One reason to suspect that the present capex boom in compute is starting to bite into the competitiveness of US manufacturing and tradables is the rising cost of electricity, an essential input into every industry. Industrial electricity costs have increased by about a quarter over the past few years. The compute capex boom is doing to US manufacturing what our blowing up NS2 and the Russia war did to German manufacturing.
And electricity is just the tip of the iceberg. In an important intervention, Warwick Powell describes the unfolding logic of this instance of the Generalized Dutch Disease.
The U.S. lacks the skilled workforce required for a massive build-out of firm generation, or for manufacturing in general. Nuclear welders, pipefitters, specialised civil engineers, and high-voltage linemen are already in short supply. Large-scale construction projects across sectors - from semiconductors to transport infrastructure - are competing for the same scarce pool of skilled labour.

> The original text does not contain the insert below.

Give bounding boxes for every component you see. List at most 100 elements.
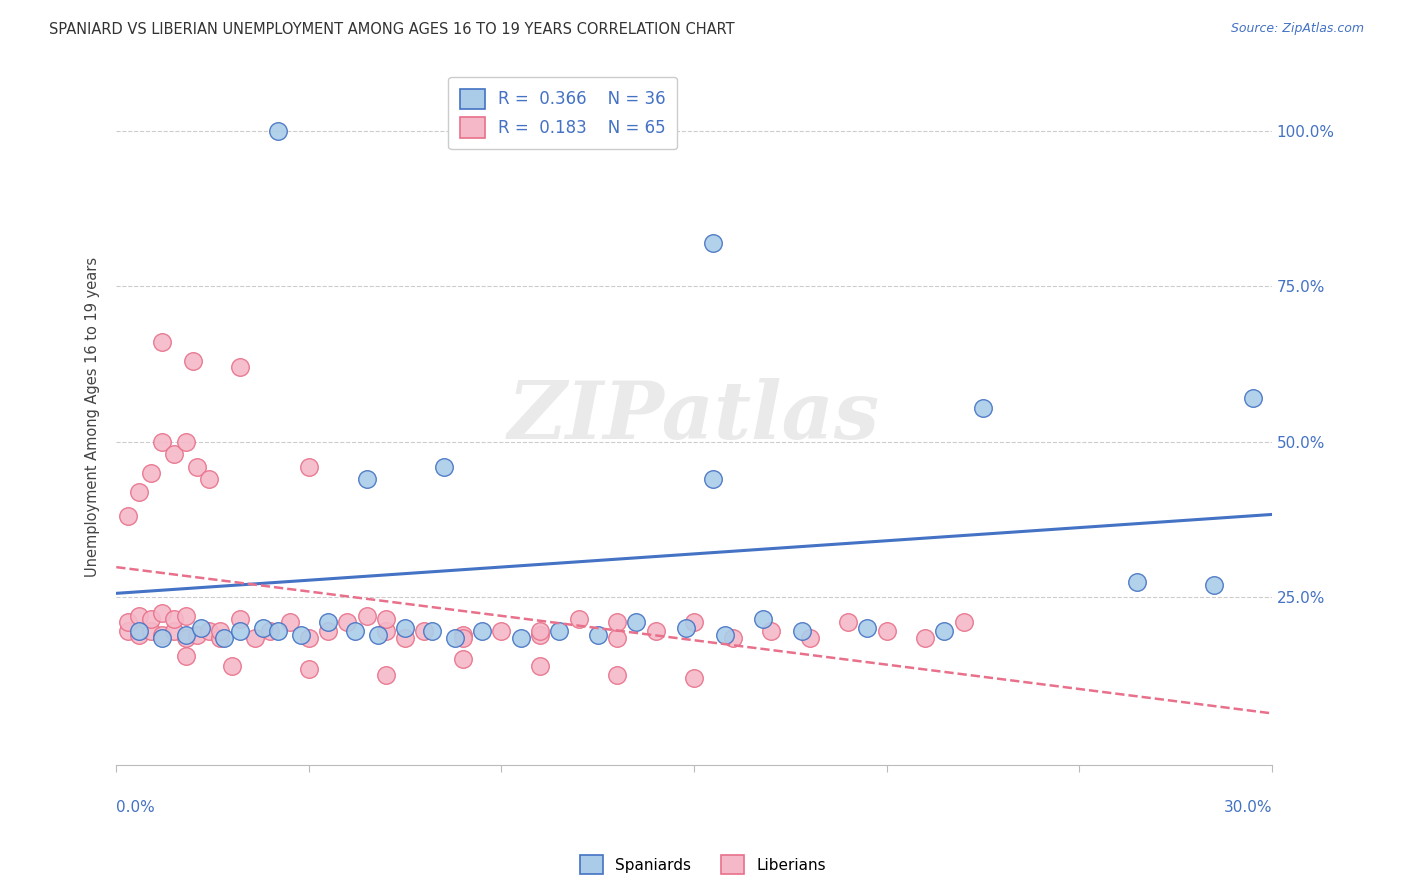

This creates what economists call a “Dutch Disease” effect within the domestic economy: a boom in one sector (energy infrastructure for AI and reindustrialisation) drives up wages and costs, siphoning resources away from other productive activities. Regions that do not see significant energy upgrades will face the worst of both worlds - higher prices for electricity and labour, but no direct investment benefits. This distortionary effect makes national reindustrialisation even harder, as it fragments the economy into “energy haves” and “have-nots.”
Warwick Powell, The 100 GW Mirage.
All of this is not to say that the AI boom is a bad idea. The net effect is likely quite positive. Indeed, productivity gains from AI are already visible in the cross-section of industries.
The point is not that AI is bad for the US economy. The point is that it may very well be bad for US manufacturing in particular and the tradables sector in general. More suggestive evidence comes from the timing of the present decline in US manufacturing employment. The decline begins precisely as the compute capex boom takes off in 2023.
US manufacturing is getting uncompetitive for many reasons beyond the compute boom. Unit labor costs, the principal measure of the competitiveness of US manufacturing, have been going up since 2015. Since then they’ve risen by 42 percent.
Economists love to point out that booms can be productive. That’s true. But they hardly costless, even before we add in the costs associated with the inevitable busts. One cost of these, as we have shown, is that they make US manufacturing uncompetitive. The AI boom, and the tech boom in general, may very well come at the price of further deindustrialization.